With Velocity, There's Winners and Losers
Last
week, I pointed to Microsoft's unexpected launch of Project Velocity, the
code-name for a distributed in-memory data caching platform, which it launched
at Tech-Ed Developers in Orlando.
Many jaws dropped when Microsoft unveiled Velocity -- not just as a project
but with enough
code to allow developers to test.
William Bain, CEO of ScaleOut Software, told me this week he was blindsided
about Velocity, only getting wind of it days before its announcement. Particularly
troubling, said Bain, is that ScaleOut is a Microsoft partner that is on the
fourth release of its distributed cache server, dubbed ScaleOut StateServer
(SOSS), used by a number of large organizations -- including Home Shopping Network
and Reuters -- for high-performance applications.
"This was a surprise to us," Bain said. "We are a Microsoft
partner focused on high-performance computing, particularly in the financial
services market and we've had a positive and successful relationship with them
over the past year."
Because Microsoft has hedged on its product plans, many are speculating that
the software giant might offer Velocity free of charge or, at the very least,
put the squeeze on other players like ScaleOut.

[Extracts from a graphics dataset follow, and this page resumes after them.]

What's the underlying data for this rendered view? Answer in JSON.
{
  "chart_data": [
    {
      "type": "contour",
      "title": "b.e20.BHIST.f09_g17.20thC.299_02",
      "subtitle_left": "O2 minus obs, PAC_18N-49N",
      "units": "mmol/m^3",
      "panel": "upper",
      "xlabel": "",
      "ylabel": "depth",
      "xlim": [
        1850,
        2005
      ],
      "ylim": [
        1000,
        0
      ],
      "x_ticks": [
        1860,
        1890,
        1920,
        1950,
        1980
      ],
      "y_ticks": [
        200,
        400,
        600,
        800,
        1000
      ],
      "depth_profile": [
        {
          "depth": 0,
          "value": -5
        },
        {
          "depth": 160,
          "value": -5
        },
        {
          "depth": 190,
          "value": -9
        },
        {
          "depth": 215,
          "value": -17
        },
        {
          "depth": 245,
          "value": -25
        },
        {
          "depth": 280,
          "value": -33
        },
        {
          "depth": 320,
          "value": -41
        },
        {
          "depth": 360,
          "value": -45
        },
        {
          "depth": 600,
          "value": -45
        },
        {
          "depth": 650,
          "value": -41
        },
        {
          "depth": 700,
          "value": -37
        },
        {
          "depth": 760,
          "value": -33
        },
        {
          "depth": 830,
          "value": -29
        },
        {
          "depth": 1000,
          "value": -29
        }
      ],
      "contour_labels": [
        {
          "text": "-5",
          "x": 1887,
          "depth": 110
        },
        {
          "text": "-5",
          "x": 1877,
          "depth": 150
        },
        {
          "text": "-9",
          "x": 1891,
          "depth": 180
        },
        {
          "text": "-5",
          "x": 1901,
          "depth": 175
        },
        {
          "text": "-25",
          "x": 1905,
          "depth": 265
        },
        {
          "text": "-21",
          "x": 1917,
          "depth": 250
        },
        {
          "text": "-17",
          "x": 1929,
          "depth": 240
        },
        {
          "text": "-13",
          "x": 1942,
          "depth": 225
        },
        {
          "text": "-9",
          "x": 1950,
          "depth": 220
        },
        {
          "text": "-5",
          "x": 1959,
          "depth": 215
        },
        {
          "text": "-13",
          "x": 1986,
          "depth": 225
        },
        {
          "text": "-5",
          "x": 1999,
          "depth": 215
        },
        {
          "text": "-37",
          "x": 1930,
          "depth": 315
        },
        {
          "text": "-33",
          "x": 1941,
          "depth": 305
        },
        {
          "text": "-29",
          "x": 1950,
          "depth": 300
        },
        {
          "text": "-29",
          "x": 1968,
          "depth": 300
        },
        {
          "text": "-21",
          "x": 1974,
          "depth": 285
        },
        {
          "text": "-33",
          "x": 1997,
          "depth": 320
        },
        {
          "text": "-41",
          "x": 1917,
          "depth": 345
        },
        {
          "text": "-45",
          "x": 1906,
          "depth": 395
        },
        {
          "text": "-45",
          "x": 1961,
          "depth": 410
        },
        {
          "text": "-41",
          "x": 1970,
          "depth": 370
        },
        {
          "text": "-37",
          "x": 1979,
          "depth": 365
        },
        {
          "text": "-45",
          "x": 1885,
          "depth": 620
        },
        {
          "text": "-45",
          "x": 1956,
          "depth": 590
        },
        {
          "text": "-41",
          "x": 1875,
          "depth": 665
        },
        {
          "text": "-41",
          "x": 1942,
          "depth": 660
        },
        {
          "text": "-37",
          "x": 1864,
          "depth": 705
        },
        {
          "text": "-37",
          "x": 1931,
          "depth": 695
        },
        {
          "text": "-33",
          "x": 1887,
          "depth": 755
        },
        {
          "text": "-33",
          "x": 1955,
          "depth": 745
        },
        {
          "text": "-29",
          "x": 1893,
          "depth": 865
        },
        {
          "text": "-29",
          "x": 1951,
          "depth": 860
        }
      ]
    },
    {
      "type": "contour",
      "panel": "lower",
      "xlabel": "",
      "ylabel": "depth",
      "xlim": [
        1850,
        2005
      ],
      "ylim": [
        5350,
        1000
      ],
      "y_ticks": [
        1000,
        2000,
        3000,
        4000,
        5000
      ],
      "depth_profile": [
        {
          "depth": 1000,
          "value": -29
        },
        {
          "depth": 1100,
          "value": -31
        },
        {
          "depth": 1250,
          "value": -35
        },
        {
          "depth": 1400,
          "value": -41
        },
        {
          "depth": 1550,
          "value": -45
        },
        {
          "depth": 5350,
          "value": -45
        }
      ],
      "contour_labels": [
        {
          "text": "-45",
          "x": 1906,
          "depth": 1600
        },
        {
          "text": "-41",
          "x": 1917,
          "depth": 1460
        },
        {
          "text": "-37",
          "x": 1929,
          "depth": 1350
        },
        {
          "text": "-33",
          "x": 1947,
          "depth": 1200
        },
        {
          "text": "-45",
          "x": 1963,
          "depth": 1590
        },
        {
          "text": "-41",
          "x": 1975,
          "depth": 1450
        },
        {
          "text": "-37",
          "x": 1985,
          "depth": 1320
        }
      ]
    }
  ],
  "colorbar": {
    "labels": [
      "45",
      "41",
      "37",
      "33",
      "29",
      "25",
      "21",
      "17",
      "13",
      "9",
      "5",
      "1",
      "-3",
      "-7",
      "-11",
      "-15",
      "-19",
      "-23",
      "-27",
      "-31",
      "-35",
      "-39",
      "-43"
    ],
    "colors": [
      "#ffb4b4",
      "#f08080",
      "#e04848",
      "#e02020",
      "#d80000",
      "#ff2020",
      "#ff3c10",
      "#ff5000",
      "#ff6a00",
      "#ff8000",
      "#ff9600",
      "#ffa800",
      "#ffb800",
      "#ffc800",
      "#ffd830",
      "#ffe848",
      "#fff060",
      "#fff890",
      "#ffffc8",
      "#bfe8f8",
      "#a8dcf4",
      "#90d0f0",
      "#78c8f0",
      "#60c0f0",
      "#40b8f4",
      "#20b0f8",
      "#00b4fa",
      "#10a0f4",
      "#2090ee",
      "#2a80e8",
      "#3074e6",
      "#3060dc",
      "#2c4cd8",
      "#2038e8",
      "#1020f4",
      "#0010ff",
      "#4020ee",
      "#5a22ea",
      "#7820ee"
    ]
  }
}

"The steps they take over the next year will determine whether it has
an effect on the market," Bain said. "If Microsoft should elect to
make distributed caching available as its own standalone SKU free of charge,
that does undermine the market for products of this type, coming from vendors
that have worked for years to develop and evangelize this market and that has
a negative effect on investment for new Microsoft-related technologies."
ScaleOut's pain, of course, could mean customers' gain. "A free entry
into this arena from a major vendor is sure to make the other vendors think
about lowering their prices," wrote
Marc Adler, technical head of complex event processing at a major investment bank
on Wall Street, on his blog. "In these economic times, financial companies
will certainly welcome the chance to embrace this technology without having
to spend a lot of money."
There are still many unknowns about Velocity, Adler points out. Among his questions
are what product group will commercialize it, how will it be tied to LINQ and
SQL Server, will it have support for third-party (even Java-based) message busses,
and will it link to non .NET environments and database servers other than SQL
Server.
As for whether or not it will commoditize in-memory data caching, ScaleOut's
Bain believes time is on his side. Based on the current CTP, Velocity only provides
a subset of the functionality in SOSS, Bain said. For example, SOSS already
supports high availability of stored data, offers a self-configuring and -healing
architecture, offers quorum-based updating of stored objects, supports push
notification of events within the cache, offers asynchronous replication between
data centers for disaster recovery and parallel query of cached objects using
tags.
If Microsoft ends up giving away Velocity or bundling it with other tools,
Bain said the onus on suppliers of distributed caching technology will be to
add value in other ways.
That said, he also knows if you can't beat them, join them. For example, he
didn't rule out supporting Velocity and the APIs that come with it.
"I think the Velocity API may become a defacto standard as the lowest
common denominator API that everybody will support," he said. "In
addition I think vendors like ourselves and our competitors will add value;
I know that we will add value beyond those APIs."